Tokens can immediately change this situation. Take Binance or Hyperliquid as examples — customers of these exchanges are early token holders (through trading or airdrops). You can use HYPE and BNB tokens as collateral for trading on the exchanges and profit from their growth through token buybacks. As a result, customers effectively become quasi-equity holders, benefiting from the company’s financial success, which drives increased usage of the company’s products, higher revenue, and consequently, an increase in token prices. But as a customer of its product, you can also benefit from holding HYPE or BNB tokens (through discounts, collateral, and paying gas fees on their blockchains). This is a perfect hybrid model that aligns all stakeholders immediately and transforms customers into loyal users and promoters.

This envisions a world where your investments and payments could be the same asset. For example, using TSLA stock to buy a Tesla car or AMZN stock to pay for your Amazon purchases.

This creates an extremely simple investment thesis for the next five years, eliminating much of the ‘nonsense’ in crypto investing.

Investment Philosophy

Blockchain technology has proven highly efficient in asset transfers and trading, but most of the world’s popular assets (stocks, bonds, real estate) are currently not tradable on the blockchain (mainly due to regulatory and workflow issues). As barriers between crypto-native assets and traditional financial assets break down, more tokenized assets will be issued, transferred, and traded on-chain.

The beneficiaries will be those specific smart contract platform protocol blockchains (Layer 1) that support such growth and transactions, the DeFi applications built on these chains, the stablecoins and stablecoin providers on these chains, as well as a select few applications in niche areas like gaming and artificial intelligence that help users navigate the chain. However, it is difficult to determine which chains will prevail, as currently almost no assets globally are on-chain.

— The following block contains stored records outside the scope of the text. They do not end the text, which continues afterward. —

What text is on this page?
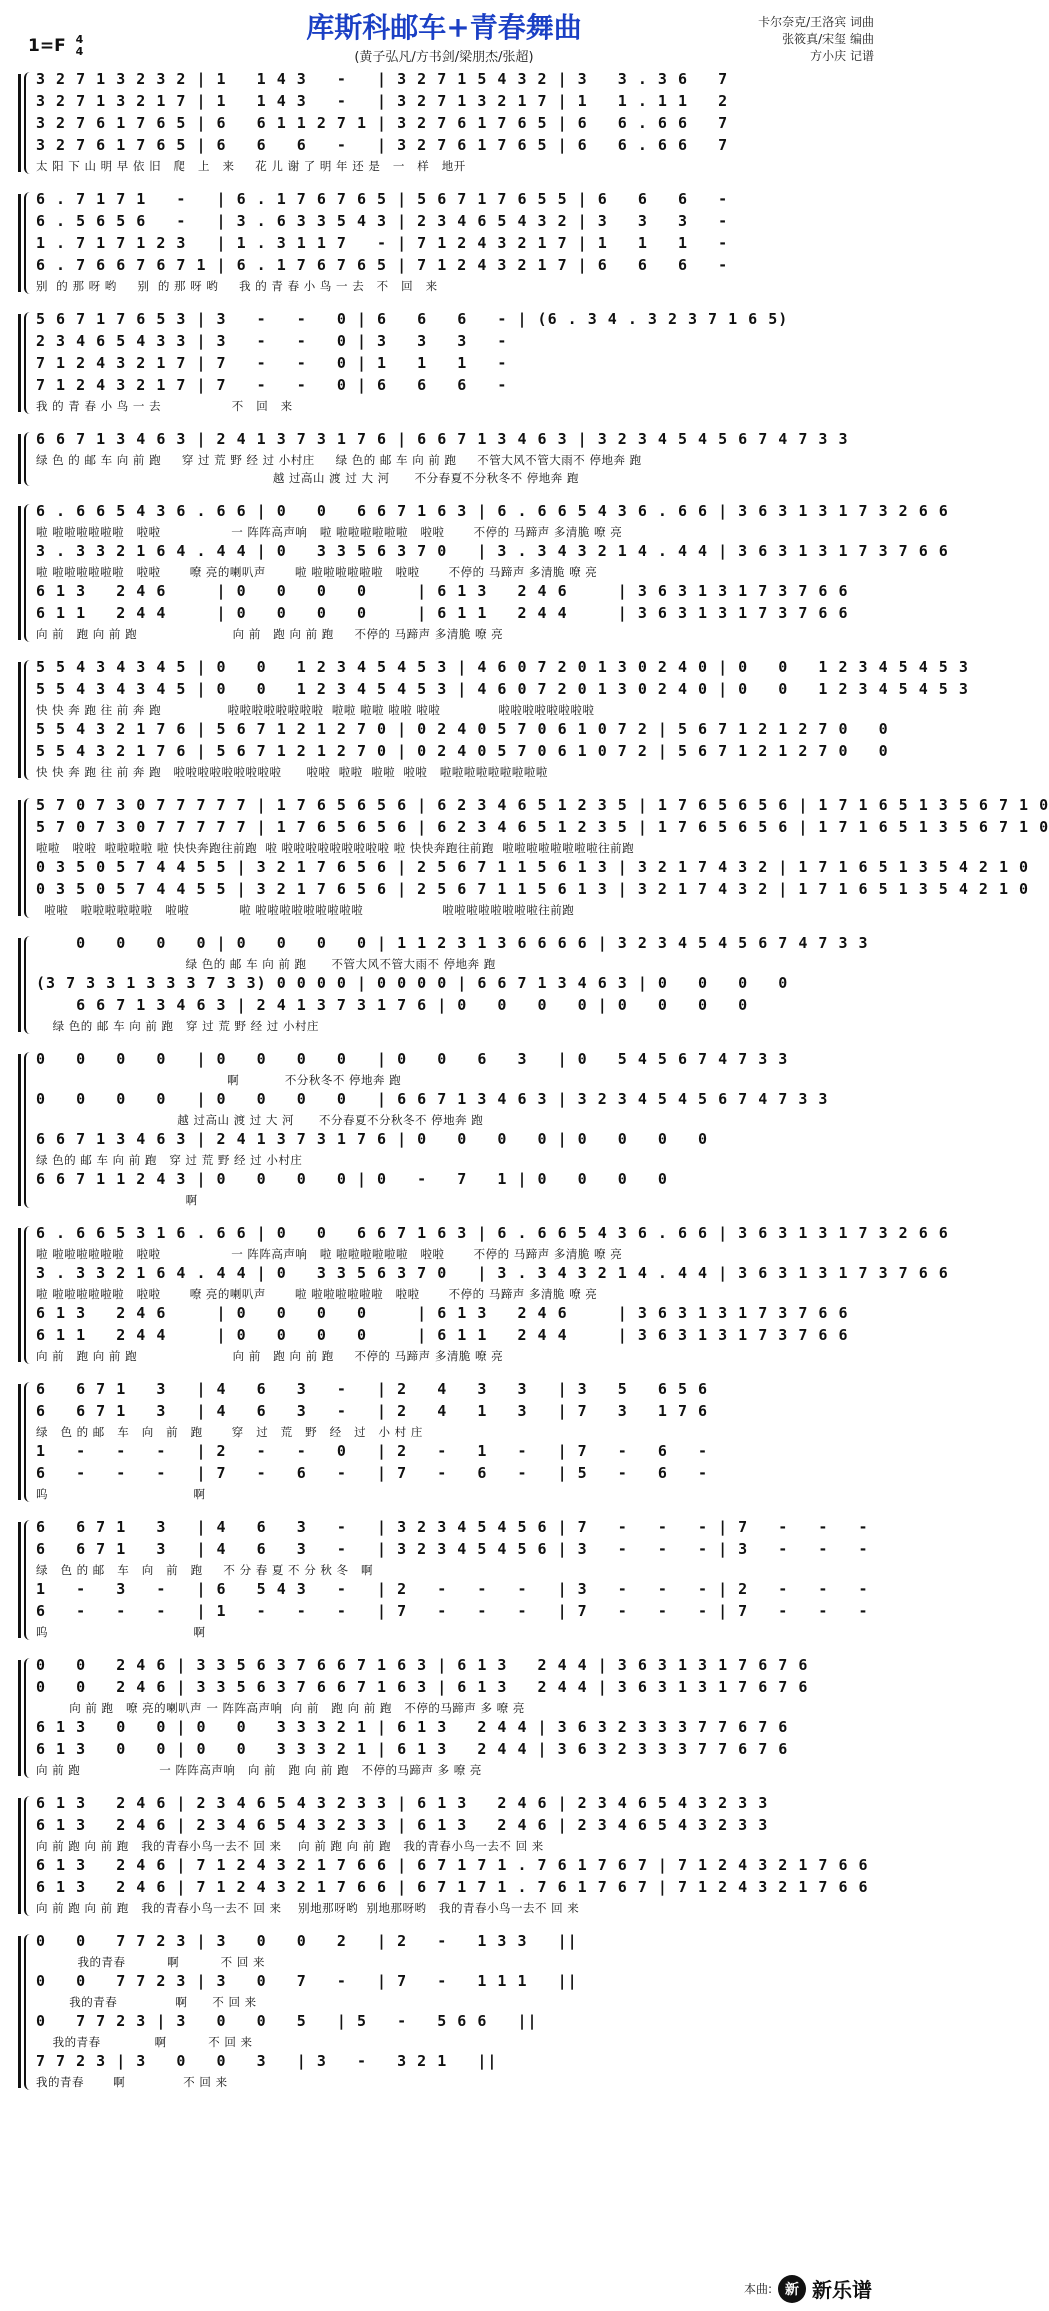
1=F 4
4
库斯科邮车+青春舞曲
(黄子弘凡/方书剑/梁朋杰/张超)
卡尔奈克/王洛宾 词曲
张筱真/宋玺 编曲
方小庆 记谱
3 2 7 1 3 2 3 2 | 1   1 4 3   -   | 3 2 7 1 5 4 3 2 | 3   3 . 3 6   7
3 2 7 1 3 2 1 7 | 1   1 4 3   -   | 3 2 7 1 3 2 1 7 | 1   1 . 1 1   2
3 2 7 6 1 7 6 5 | 6   6 1 1 2 7 1 | 3 2 7 6 1 7 6 5 | 6   6 . 6 6   7
3 2 7 6 1 7 6 5 | 6   6   6   -   | 3 2 7 6 1 7 6 5 | 6   6 . 6 6   7
太 阳 下 山 明 早 依 旧   爬   上   来     花 儿 谢 了 明 年 还 是   一   样   地开
6 . 7 1 7 1   -   | 6 . 1 7 6 7 6 5 | 5 6 7 1 7 6 5 5 | 6   6   6   -
6 . 5 6 5 6   -   | 3 . 6 3 3 5 4 3 | 2 3 4 6 5 4 3 2 | 3   3   3   -
1 . 7 1 7 1 2 3   | 1 . 3 1 1 7   - | 7 1 2 4 3 2 1 7 | 1   1   1   -
6 . 7 6 6 7 6 7 1 | 6 . 1 7 6 7 6 5 | 7 1 2 4 3 2 1 7 | 6   6   6   -
别  的 那 呀 哟     别  的 那 呀 哟     我 的 青 春 小 鸟 一 去   不   回   来
5 6 7 1 7 6 5 3 | 3   -   -   0 | 6   6   6   - | (6 . 3 4 . 3 2 3 7 1 6 5)
2 3 4 6 5 4 3 3 | 3   -   -   0 | 3   3   3   -
7 1 2 4 3 2 1 7 | 7   -   -   0 | 1   1   1   -
7 1 2 4 3 2 1 7 | 7   -   -   0 | 6   6   6   -
我 的 青 春 小 鸟 一 去                 不   回   来
6 6 7 1 3 4 6 3 | 2 4 1 3 7 3 1 7 6 | 6 6 7 1 3 4 6 3 | 3 2 3 4 5 4 5 6 7 4 7 3 3
绿 色 的 邮 车 向 前 跑     穿 过 荒 野 经 过 小村庄     绿 色的 邮 车 向 前 跑     不管大风不管大雨不 停地奔 跑
越 过高山 渡 过 大 河      不分春夏不分秋冬不 停地奔 跑
6 . 6 6 5 4 3 6 . 6 6 | 0   0   6 6 7 1 6 3 | 6 . 6 6 5 4 3 6 . 6 6 | 3 6 3 1 3 1 7 3 2 6 6
啦 啦啦啦啦啦啦   啦啦                 一 阵阵高声响   啦 啦啦啦啦啦啦   啦啦       不停的 马蹄声 多清脆 嘹 亮
3 . 3 3 2 1 6 4 . 4 4 | 0   3 3 5 6 3 7 0   | 3 . 3 4 3 2 1 4 . 4 4 | 3 6 3 1 3 1 7 3 7 6 6
啦 啦啦啦啦啦啦   啦啦       嘹 亮的喇叭声       啦 啦啦啦啦啦啦   啦啦       不停的 马蹄声 多清脆 嘹 亮
6 1 3   2 4 6     | 0   0   0   0     | 6 1 3   2 4 6     | 3 6 3 1 3 1 7 3 7 6 6
6 1 1   2 4 4     | 0   0   0   0     | 6 1 1   2 4 4     | 3 6 3 1 3 1 7 3 7 6 6
向 前   跑 向 前 跑                       向 前   跑 向 前 跑     不停的 马蹄声 多清脆 嘹 亮
5 5 4 3 4 3 4 5 | 0   0   1 2 3 4 5 4 5 3 | 4 6 0 7 2 0 1 3 0 2 4 0 | 0   0   1 2 3 4 5 4 5 3
5 5 4 3 4 3 4 5 | 0   0   1 2 3 4 5 4 5 3 | 4 6 0 7 2 0 1 3 0 2 4 0 | 0   0   1 2 3 4 5 4 5 3
快 快 奔 跑 往 前 奔 跑                啦啦啦啦啦啦啦啦  啦啦 啦啦 啦啦 啦啦              啦啦啦啦啦啦啦啦
5 5 4 3 2 1 7 6 | 5 6 7 1 2 1 2 7 0 | 0 2 4 0 5 7 0 6 1 0 7 2 | 5 6 7 1 2 1 2 7 0   0
5 5 4 3 2 1 7 6 | 5 6 7 1 2 1 2 7 0 | 0 2 4 0 5 7 0 6 1 0 7 2 | 5 6 7 1 2 1 2 7 0   0
快 快 奔 跑 往 前 奔 跑   啦啦啦啦啦啦啦啦啦      啦啦  啦啦  啦啦  啦啦   啦啦啦啦啦啦啦啦啦
5 7 0 7 3 0 7 7 7 7 7 | 1 7 6 5 6 5 6 | 6 2 3 4 6 5 1 2 3 5 | 1 7 6 5 6 5 6 | 1 7 1 6 5 1 3 5 6 7 1 0
5 7 0 7 3 0 7 7 7 7 7 | 1 7 6 5 6 5 6 | 6 2 3 4 6 5 1 2 3 5 | 1 7 6 5 6 5 6 | 1 7 1 6 5 1 3 5 6 7 1 0
啦啦   啦啦  啦啦啦啦 啦 快快奔跑往前跑  啦 啦啦啦啦啦啦啦啦啦 啦 快快奔跑往前跑  啦啦啦啦啦啦啦啦往前跑
0 3 5 0 5 7 4 4 5 5 | 3 2 1 7 6 5 6 | 2 5 6 7 1 1 5 6 1 3 | 3 2 1 7 4 3 2 | 1 7 1 6 5 1 3 5 4 2 1 0
0 3 5 0 5 7 4 4 5 5 | 3 2 1 7 6 5 6 | 2 5 6 7 1 1 5 6 1 3 | 3 2 1 7 4 3 2 | 1 7 1 6 5 1 3 5 4 2 1 0
啦啦   啦啦啦啦啦啦   啦啦            啦 啦啦啦啦啦啦啦啦啦                   啦啦啦啦啦啦啦啦往前跑
0   0   0   0 | 0   0   0   0 | 1 1 2 3 1 3 6 6 6 6 | 3 2 3 4 5 4 5 6 7 4 7 3 3
绿 色的 邮 车 向 前 跑      不管大风不管大雨不 停地奔 跑
(3 7 3 3 1 3 3 3 7 3 3) 0 0 0 0 | 0 0 0 0 | 6 6 7 1 3 4 6 3 | 0   0   0   0
6 6 7 1 3 4 6 3 | 2 4 1 3 7 3 1 7 6 | 0   0   0   0 | 0   0   0   0
绿 色的 邮 车 向 前 跑   穿 过 荒 野 经 过 小村庄
0   0   0   0   | 0   0   0   0   | 0   0   6   3   | 0   5 4 5 6 7 4 7 3 3
啊           不分秋冬不 停地奔 跑
0   0   0   0   | 0   0   0   0   | 6 6 7 1 3 4 6 3 | 3 2 3 4 5 4 5 6 7 4 7 3 3
越 过高山 渡 过 大 河      不分春夏不分秋冬不 停地奔 跑
6 6 7 1 3 4 6 3 | 2 4 1 3 7 3 1 7 6 | 0   0   0   0 | 0   0   0   0
绿 色的 邮 车 向 前 跑   穿 过 荒 野 经 过 小村庄
6 6 7 1 1 2 4 3 | 0   0   0   0 | 0   -   7   1 | 0   0   0   0
啊
6 . 6 6 5 3 1 6 . 6 6 | 0   0   6 6 7 1 6 3 | 6 . 6 6 5 4 3 6 . 6 6 | 3 6 3 1 3 1 7 3 2 6 6
啦 啦啦啦啦啦啦   啦啦                 一 阵阵高声响   啦 啦啦啦啦啦啦   啦啦       不停的 马蹄声 多清脆 嘹 亮
3 . 3 3 2 1 6 4 . 4 4 | 0   3 3 5 6 3 7 0   | 3 . 3 4 3 2 1 4 . 4 4 | 3 6 3 1 3 1 7 3 7 6 6
啦 啦啦啦啦啦啦   啦啦       嘹 亮的喇叭声       啦 啦啦啦啦啦啦   啦啦       不停的 马蹄声 多清脆 嘹 亮
6 1 3   2 4 6     | 0   0   0   0     | 6 1 3   2 4 6     | 3 6 3 1 3 1 7 3 7 6 6
6 1 1   2 4 4     | 0   0   0   0     | 6 1 1   2 4 4     | 3 6 3 1 3 1 7 3 7 6 6
向 前   跑 向 前 跑                       向 前   跑 向 前 跑     不停的 马蹄声 多清脆 嘹 亮
6   6 7 1   3   | 4   6   3   -   | 2   4   3   3   | 3   5   6 5 6
6   6 7 1   3   | 4   6   3   -   | 2   4   1   3   | 7   3   1 7 6
绿   色 的 邮   车   向   前   跑       穿   过   荒   野   经   过   小 村 庄
1   -   -   -   | 2   -   -   0   | 2   -   1   -   | 7   -   6   -
6   -   -   -   | 7   -   6   -   | 7   -   6   -   | 5   -   6   -
呜                                   啊
6   6 7 1   3   | 4   6   3   -   | 3 2 3 4 5 4 5 6 | 7   -   -   - | 7   -   -   -
6   6 7 1   3   | 4   6   3   -   | 3 2 3 4 5 4 5 6 | 3   -   -   - | 3   -   -   -
绿   色 的 邮   车   向   前   跑     不 分 春 夏 不 分 秋 冬   啊
1   -   3   -   | 6   5 4 3   -   | 2   -   -   -   | 3   -   -   - | 2   -   -   -
6   -   -   -   | 1   -   -   -   | 7   -   -   -   | 7   -   -   - | 7   -   -   -
呜                                   啊
0   0   2 4 6 | 3 3 5 6 3 7 6 6 7 1 6 3 | 6 1 3   2 4 4 | 3 6 3 1 3 1 7 6 7 6
0   0   2 4 6 | 3 3 5 6 3 7 6 6 7 1 6 3 | 6 1 3   2 4 4 | 3 6 3 1 3 1 7 6 7 6
向 前 跑   嘹 亮的喇叭声 一 阵阵高声响  向 前   跑 向 前 跑   不停的马蹄声 多 嘹 亮
6 1 3   0   0 | 0   0   3 3 3 2 1 | 6 1 3   2 4 4 | 3 6 3 2 3 3 3 7 7 6 7 6
6 1 3   0   0 | 0   0   3 3 3 2 1 | 6 1 3   2 4 4 | 3 6 3 2 3 3 3 7 7 6 7 6
向 前 跑                   一 阵阵高声响   向 前   跑 向 前 跑   不停的马蹄声 多 嘹 亮
6 1 3   2 4 6 | 2 3 4 6 5 4 3 2 3 3 | 6 1 3   2 4 6 | 2 3 4 6 5 4 3 2 3 3
6 1 3   2 4 6 | 2 3 4 6 5 4 3 2 3 3 | 6 1 3   2 4 6 | 2 3 4 6 5 4 3 2 3 3
向 前 跑 向 前 跑   我的青春小鸟一去不 回 来    向 前 跑 向 前 跑   我的青春小鸟一去不 回 来
6 1 3   2 4 6 | 7 1 2 4 3 2 1 7 6 6 | 6 7 1 7 1 . 7 6 1 7 6 7 | 7 1 2 4 3 2 1 7 6 6
6 1 3   2 4 6 | 7 1 2 4 3 2 1 7 6 6 | 6 7 1 7 1 . 7 6 1 7 6 7 | 7 1 2 4 3 2 1 7 6 6
向 前 跑 向 前 跑   我的青春小鸟一去不 回 来    别地那呀哟  别地那呀哟   我的青春小鸟一去不 回 来
0   0   7 7 2 3 | 3   0   0   2   | 2   -   1 3 3   ||
我的青春          啊          不 回 来
0   0   7 7 2 3 | 3   0   7   -   | 7   -   1 1 1   ||
我的青春              啊      不 回 来
0   7 7 2 3 | 3   0   0   5   | 5   -   5 6 6   ||
我的青春             啊          不 回 来
7 7 2 3 | 3   0   0   3   | 3   -   3 2 1   ||
我的青春       啊              不 回 来
本曲: 新 新乐谱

If large asset issuers such as the U.S. government, Walmart, JPMorgan, or Apple were to suddenly decide to issue assets on a particular Layer 1, that L1 would overnight become the most important blockchain.

The true potential of blockchain has yet to be seen by the outside world, as most global assets have not been integrated into blockchain systems. So far, everything that has occurred in the blockchain space has largely been experimental, serving as a trial run before the arrival of real giants—stocks, bonds, real estate, and new tokens issued by companies, universities, municipalities, sports teams, and more.

Therefore, although crypto traders often indulge in short-term trading, chasing flashy yet worthless tokens (such as meme coins), the concept of long-term investment revolves around a mundane, universally accessible, and permissionless financial system—one that can make investment, banking, and spending more efficient and transparent.